CAPÍTULO 6 - JAIME
Eu teria mesmo que ir ao escritório.
Tento colocar isso na cabeça para não ficar com raiva da mulher doida que resolveu, de verdade, ir até o Fabrício. Foi apenas uma forma que tive para ela não pegar no meu pé durante a festa.
Empresariamos marcas, garotos promissores na área de futebol e outros esportes. Não estamos inseridos em nada no meio da música. Ainda mais no estilo dela.
Espero que Fabrício tenha feito a coisa certa e mostrado que não tinha espaço para ela na Prime.
Estaciono meu carro e caminho até o escritório na Praia de Ipanema e entro na padaria para pegar mais um café para mim. A noite foi longa. Quase não dormi com a garçonete na minha cama. Sorrio sozinho ao lembrar que esse não foi o ponto positivo do meu dia. Conhecer Celina, minha vizinha de condomínio foi algo inesperado e muito interessante. Vim todo o trajeto pensando nela.
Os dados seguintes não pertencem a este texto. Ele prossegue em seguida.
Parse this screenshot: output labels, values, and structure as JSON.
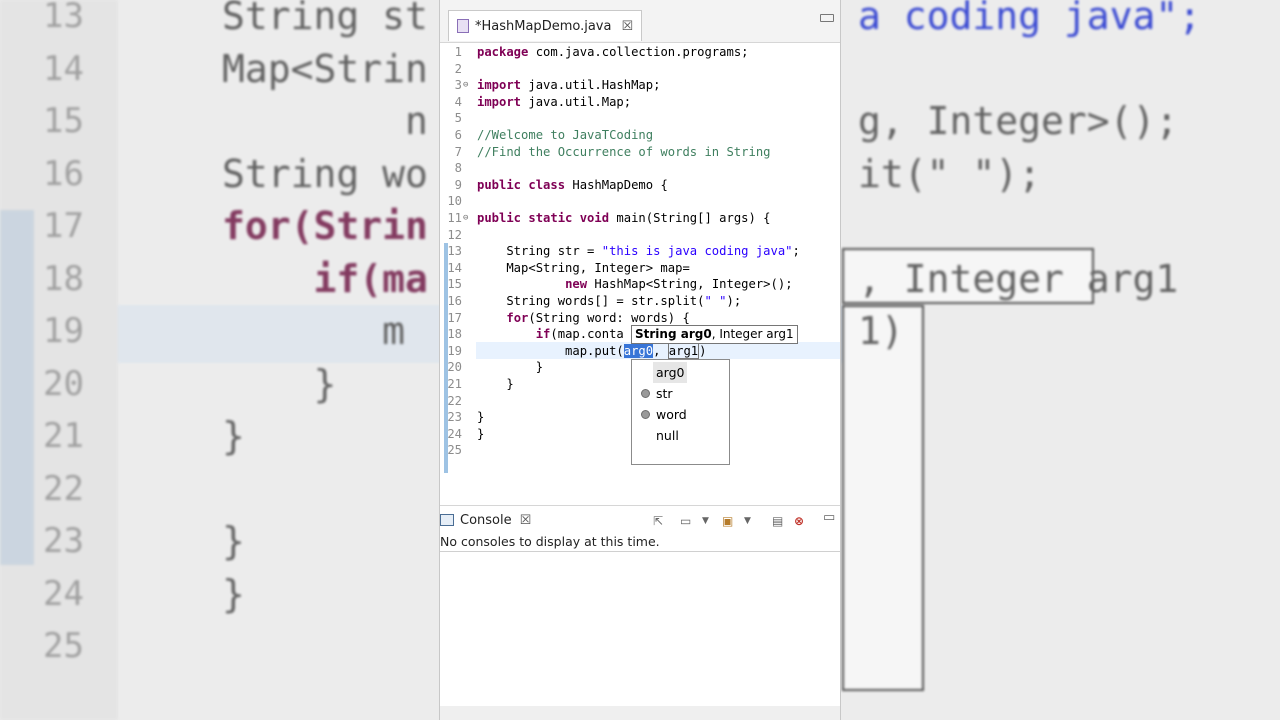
{
  "window": {
    "tab_title": "*HashMapDemo.java",
    "tab_close": "☒"
  },
  "editor": {
    "lines": [
      {
        "n": "1",
        "html": "<span class=\"kw\">package</span> com.java.collection.programs;"
      },
      {
        "n": "2",
        "html": ""
      },
      {
        "n": "3",
        "fold": "⊖",
        "html": "<span class=\"kw\">import</span> java.util.HashMap;"
      },
      {
        "n": "4",
        "html": "<span class=\"kw\">import</span> java.util.Map;"
      },
      {
        "n": "5",
        "html": ""
      },
      {
        "n": "6",
        "html": "<span class=\"cm\">//Welcome to JavaTCoding</span>"
      },
      {
        "n": "7",
        "html": "<span class=\"cm\">//Find the Occurrence of words in String</span>"
      },
      {
        "n": "8",
        "html": ""
      },
      {
        "n": "9",
        "html": "<span class=\"kw\">public class</span> HashMapDemo {"
      },
      {
        "n": "10",
        "html": ""
      },
      {
        "n": "11",
        "fold": "⊖",
        "html": "<span class=\"kw\">public static void</span> main(String[] args) {"
      },
      {
        "n": "12",
        "html": ""
      },
      {
        "n": "13",
        "html": "    String str = <span class=\"str\">\"this is java coding java\"</span>;"
      },
      {
        "n": "14",
        "html": "    Map&lt;String, Integer&gt; map="
      },
      {
        "n": "15",
        "html": "            <span class=\"kw\">new</span> HashMap&lt;String, Integer&gt;();"
      },
      {
        "n": "16",
        "html": "    String words[] = str.split(<span class=\"str\">\" \"</span>);"
      },
      {
        "n": "17",
        "html": "    <span class=\"kw\">for</span>(String word: words) {"
      },
      {
        "n": "18",
        "html": "        <span class=\"kw\">if</span>(map.conta"
      },
      {
        "n": "19",
        "current": true,
        "html": "            map.put(<span class=\"arg-sel\">arg0</span>, <span class=\"arg-box\">arg1</span>)"
      },
      {
        "n": "20",
        "html": "        }"
      },
      {
        "n": "21",
        "html": "    }"
      },
      {
        "n": "22",
        "html": ""
      },
      {
        "n": "23",
        "html": "}"
      },
      {
        "n": "24",
        "html": "}"
      },
      {
        "n": "25",
        "html": ""
      }
    ]
  },
  "tooltip": {
    "bold": "String arg0",
    "rest": ", Integer arg1"
  },
  "proposals": [
    {
      "label": "arg0",
      "selected": true,
      "icon": false
    },
    {
      "label": "str",
      "selected": false,
      "icon": true
    },
    {
      "label": "word",
      "selected": false,
      "icon": true
    },
    {
      "label": "null",
      "selected": false,
      "icon": false
    }
  ],
  "console": {
    "tab_label": "Console",
    "tab_close": "☒",
    "message": "No consoles to display at this time."
  },
  "background": {
    "lines": [
      {
        "n": "13",
        "code": "String st",
        "parts": "",
        "tail": "a coding java\";"
      },
      {
        "n": "14",
        "code": "Map<Strin",
        "tail": ""
      },
      {
        "n": "15",
        "code": "        n",
        "tail": "g, Integer>();"
      },
      {
        "n": "16",
        "code": "String wo",
        "tail": "it(\" \");"
      },
      {
        "n": "17",
        "code": "for(Strin",
        "tail": ""
      },
      {
        "n": "18",
        "code": "    if(ma",
        "tail": ", Integer arg1"
      },
      {
        "n": "19",
        "code": "       m",
        "tail": "1)"
      },
      {
        "n": "20",
        "code": "    }",
        "tail": ""
      },
      {
        "n": "21",
        "code": "}",
        "tail": ""
      },
      {
        "n": "22",
        "code": "",
        "tail": ""
      },
      {
        "n": "23",
        "code": "}",
        "tail": ""
      },
      {
        "n": "24",
        "code": "}",
        "tail": ""
      },
      {
        "n": "25",
        "code": "",
        "tail": ""
      }
    ]
  }
}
Vou até a bancada e peço um café duplo, sem açúcar.
Sou servido e após dar um gole, queimo a língua ao ouvir a pequena discussão no outro lado da padaria.
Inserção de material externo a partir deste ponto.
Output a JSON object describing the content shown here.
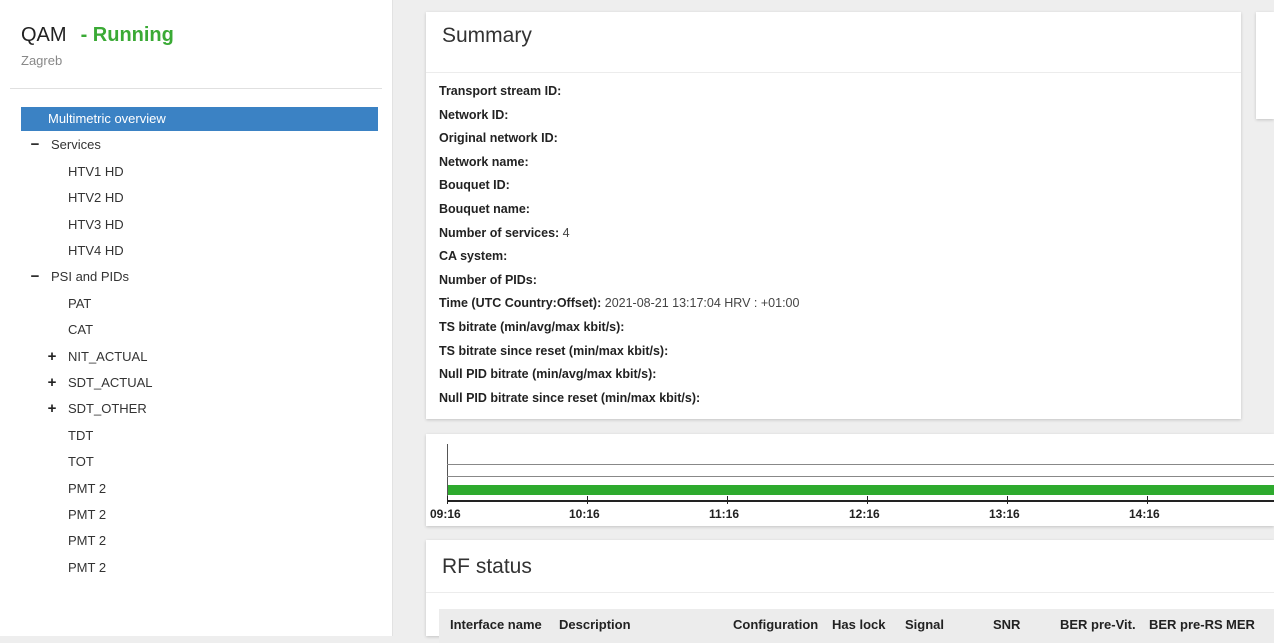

— Está de brincadeira? Quem é o cozinheiro dessa cozinha, aí? Paola Carosella? E essa latinha de Coca, 8 reais? Quer me assaltar, senhor?
Era ela. Lollita. Lolla. Nem sei mais. A cantora.
Ela discute com o dono da padaria. Gesticula bastante.
Assisto de longe enquanto ela abre a bolsa, cata algumas moedas, coloca sobre a mesa com uma cara feia e sai, de sapatos altos, batendo o pé forte demais. Penso em ir atrás dela, mas não consigo me mover.
Eu poderia ter pagado a lanche da moça. Não custaria nada. Mas ela saiu correndo.
Peço um café para o Fabrício e saio da padaria com o coração apertado.
Meus pensamentos tomam forma eu a vejo no outro lado da rua. Seus cabelos voam com o vento dos carros. Por um breve segundo vejo que ela enxuga o rosto.
Um ônibus para e tira minha visão dela e, quando ele anda novamente, não a encontro mais.
Vou para o escritório e entrego o café para o meu sócio que começa a falar do que realmente importa. Ele me mostra os objetivos que temos para um garoto do Méier e outro de Guadalupe. Ambos tinham talento para serem jogadores profissionais grandiosos. Estávamos apostando nossas fichas.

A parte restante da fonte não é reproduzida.